For one, Microsoft says that manufacturers will not be able to tamper with the new user interface. Clearly, Microsoft is after a unified experience across all Windows phones. Which, we think, is a very good thing. Microsoft has also announced that app development will be in .NET; not C++.

Windows Phone 7

The questions are:

  1. Do consumers really care if a handful of geeks prefer a user interface they can skin and mod around, or are they more concerned about a user interface that works?
  2. Do consumers care about what programming language is behind the applications, or are they more concerned about apps that actually work the way they should? (Hint: see how successful and loved Opera Mini has become, and it is just J2ME)
  3. Do consumers care about hunting geek websites for the latest hacks and mods for their phones, or do they just want to buy the phone and actually put it to use?

Your guess is as good as ours. It is the same scenario of Windows (or Mac) versus Linux. Linux is only popular with a handful of geeks who want to type out command line instructions to use their phones as modems with their Linux boxes – something that consumers do not want to do.

While the efforts of HTC with their Sense UI layer on top of WP6 are commendable, we must not forget that such efforts sprang from Microsoft not taking the bull by the horns. While we love to see and play with custom ROMs from the modding community, we must remember that such customizations were necessary in the first place because the WinMo 6 user platform did not deliver on certain features.

But now, Microsoft seems to have risen to the challenge and taken responsibility for its product. Those stop-gap solutions must of necessity give way to the new order. Only a tiny percentage of WinMo owners over the years have cared for a custom ROM. Hunting through pages of ROMs to narrow down options and then flashing one ROM after the other is not what the average consumer (who make up the huge chunk of mobile users) want to do, or are competent to do.

Oh, plus no-one grows a larger market share by dancing to the gallery of the minority of users – in this case, geeks. RIM made a smart move by evolving their BlackBerry devices towards the consumer market, and it has paid off for them. Apple hit it by targetting the consumer market, and we all know the story.

Microsoft wants a larger market share. They are going after the consumer from the very word Go. They are going in the right direction with WP7s, it seems.
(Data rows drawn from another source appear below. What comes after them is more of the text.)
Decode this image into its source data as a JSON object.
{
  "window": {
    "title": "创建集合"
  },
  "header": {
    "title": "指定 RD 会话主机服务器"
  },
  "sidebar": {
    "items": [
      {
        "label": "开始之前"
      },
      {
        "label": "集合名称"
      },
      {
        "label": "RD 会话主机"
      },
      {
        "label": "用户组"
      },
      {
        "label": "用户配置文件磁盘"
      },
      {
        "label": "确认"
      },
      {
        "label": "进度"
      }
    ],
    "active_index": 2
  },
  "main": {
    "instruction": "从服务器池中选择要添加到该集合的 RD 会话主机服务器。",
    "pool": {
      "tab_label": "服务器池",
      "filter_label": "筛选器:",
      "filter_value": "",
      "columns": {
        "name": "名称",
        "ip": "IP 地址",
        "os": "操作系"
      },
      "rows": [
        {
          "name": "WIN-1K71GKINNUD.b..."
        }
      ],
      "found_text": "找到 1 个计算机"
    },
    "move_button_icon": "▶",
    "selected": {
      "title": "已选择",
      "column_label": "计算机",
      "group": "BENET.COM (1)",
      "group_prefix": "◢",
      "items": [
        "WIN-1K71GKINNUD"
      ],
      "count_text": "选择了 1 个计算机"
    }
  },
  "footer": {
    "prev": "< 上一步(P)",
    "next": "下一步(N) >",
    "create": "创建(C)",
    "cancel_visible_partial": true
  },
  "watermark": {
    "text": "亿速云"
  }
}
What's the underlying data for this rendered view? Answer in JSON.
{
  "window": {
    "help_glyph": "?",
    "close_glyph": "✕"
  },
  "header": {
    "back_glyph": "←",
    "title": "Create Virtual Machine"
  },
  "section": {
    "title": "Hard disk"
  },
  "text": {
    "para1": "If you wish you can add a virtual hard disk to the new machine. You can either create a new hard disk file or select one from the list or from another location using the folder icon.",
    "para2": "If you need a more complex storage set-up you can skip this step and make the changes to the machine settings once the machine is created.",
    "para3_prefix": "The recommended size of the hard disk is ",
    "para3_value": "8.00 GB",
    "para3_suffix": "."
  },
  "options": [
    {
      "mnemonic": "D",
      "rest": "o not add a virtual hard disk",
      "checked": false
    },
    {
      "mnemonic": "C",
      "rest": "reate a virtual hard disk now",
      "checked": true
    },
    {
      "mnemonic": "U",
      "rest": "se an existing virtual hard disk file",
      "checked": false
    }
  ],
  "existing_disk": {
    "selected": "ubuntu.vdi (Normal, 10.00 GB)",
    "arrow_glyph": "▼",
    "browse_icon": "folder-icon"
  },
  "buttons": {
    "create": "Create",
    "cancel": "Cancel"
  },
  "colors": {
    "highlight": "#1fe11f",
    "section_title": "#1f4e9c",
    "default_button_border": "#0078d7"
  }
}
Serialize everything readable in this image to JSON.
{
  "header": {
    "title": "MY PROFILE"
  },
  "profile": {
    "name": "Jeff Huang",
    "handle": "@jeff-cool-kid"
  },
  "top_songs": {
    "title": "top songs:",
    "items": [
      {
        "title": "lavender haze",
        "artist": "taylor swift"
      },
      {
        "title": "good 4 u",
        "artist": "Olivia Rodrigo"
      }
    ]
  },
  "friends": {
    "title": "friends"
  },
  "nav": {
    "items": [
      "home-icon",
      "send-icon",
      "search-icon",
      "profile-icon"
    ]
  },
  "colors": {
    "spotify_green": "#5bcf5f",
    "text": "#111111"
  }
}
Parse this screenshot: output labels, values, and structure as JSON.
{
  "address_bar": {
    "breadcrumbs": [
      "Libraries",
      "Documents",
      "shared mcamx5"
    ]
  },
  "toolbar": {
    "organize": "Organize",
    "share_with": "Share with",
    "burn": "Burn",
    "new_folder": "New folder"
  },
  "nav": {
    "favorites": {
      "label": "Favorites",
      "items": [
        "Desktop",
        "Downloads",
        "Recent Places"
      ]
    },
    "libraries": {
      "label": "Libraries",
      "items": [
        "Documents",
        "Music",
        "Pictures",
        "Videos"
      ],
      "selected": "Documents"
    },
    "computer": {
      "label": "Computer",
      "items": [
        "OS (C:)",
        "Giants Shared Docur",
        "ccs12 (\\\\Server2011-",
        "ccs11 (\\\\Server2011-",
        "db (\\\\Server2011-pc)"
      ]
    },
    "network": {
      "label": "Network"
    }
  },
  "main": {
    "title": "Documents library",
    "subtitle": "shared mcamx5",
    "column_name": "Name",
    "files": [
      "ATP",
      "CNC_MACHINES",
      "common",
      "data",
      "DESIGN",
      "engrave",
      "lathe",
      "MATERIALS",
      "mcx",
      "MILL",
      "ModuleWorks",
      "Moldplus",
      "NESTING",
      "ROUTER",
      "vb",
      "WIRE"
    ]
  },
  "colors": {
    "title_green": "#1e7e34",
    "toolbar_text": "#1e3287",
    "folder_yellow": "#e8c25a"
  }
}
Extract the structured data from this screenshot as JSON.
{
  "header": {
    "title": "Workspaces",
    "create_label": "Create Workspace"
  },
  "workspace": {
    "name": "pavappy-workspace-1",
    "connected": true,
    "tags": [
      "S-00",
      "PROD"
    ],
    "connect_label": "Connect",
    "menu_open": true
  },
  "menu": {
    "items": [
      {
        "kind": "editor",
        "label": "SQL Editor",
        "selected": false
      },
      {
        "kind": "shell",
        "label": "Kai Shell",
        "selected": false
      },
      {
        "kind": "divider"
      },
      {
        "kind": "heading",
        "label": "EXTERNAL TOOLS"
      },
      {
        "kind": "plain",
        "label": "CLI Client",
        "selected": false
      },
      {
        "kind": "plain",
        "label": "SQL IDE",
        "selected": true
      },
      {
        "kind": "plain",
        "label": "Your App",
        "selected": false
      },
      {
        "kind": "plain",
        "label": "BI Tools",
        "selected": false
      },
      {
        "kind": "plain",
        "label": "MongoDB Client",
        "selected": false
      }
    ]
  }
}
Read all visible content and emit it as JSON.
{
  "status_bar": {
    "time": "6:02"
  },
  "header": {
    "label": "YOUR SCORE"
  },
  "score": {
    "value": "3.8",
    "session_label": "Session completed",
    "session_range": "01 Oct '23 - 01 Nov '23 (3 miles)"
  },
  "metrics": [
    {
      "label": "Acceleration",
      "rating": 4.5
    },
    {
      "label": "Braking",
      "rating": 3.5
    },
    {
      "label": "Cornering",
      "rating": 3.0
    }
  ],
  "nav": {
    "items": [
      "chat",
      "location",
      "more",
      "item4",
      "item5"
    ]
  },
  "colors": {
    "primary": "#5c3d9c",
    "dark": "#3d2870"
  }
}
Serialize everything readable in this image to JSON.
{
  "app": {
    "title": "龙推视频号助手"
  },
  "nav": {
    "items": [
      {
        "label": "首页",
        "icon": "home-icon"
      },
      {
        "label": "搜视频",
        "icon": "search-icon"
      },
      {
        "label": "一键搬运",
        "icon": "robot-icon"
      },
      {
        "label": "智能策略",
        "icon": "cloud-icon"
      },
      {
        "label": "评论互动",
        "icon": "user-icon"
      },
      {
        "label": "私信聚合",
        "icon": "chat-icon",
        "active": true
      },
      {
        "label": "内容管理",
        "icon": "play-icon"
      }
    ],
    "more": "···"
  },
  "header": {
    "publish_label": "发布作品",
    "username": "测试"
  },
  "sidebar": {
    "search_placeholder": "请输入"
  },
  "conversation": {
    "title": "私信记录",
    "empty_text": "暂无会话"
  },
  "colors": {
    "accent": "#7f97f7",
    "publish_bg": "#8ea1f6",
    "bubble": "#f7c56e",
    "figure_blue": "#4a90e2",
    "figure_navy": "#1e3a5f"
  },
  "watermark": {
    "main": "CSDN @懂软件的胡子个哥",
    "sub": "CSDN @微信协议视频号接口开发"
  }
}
How well they execute it though is going to be another matter. In addition, we now have three (3) Windows phone options:

  1. Windows Mobile 6.5.X,
  2. Windows Phone 6 Starter Edition (we absolutely think that this one is a bad idea)
  3. Windows Phone 7 Series

But perhaps having 6.5.x and 6 Starter Edition still leaves the small geek communities with toys to hack and mod all they want. One thing is certain, providing consumers with choices never seems to be a bad thing.

All we have to do now is with till the end of the year to see how well WP7s pans out.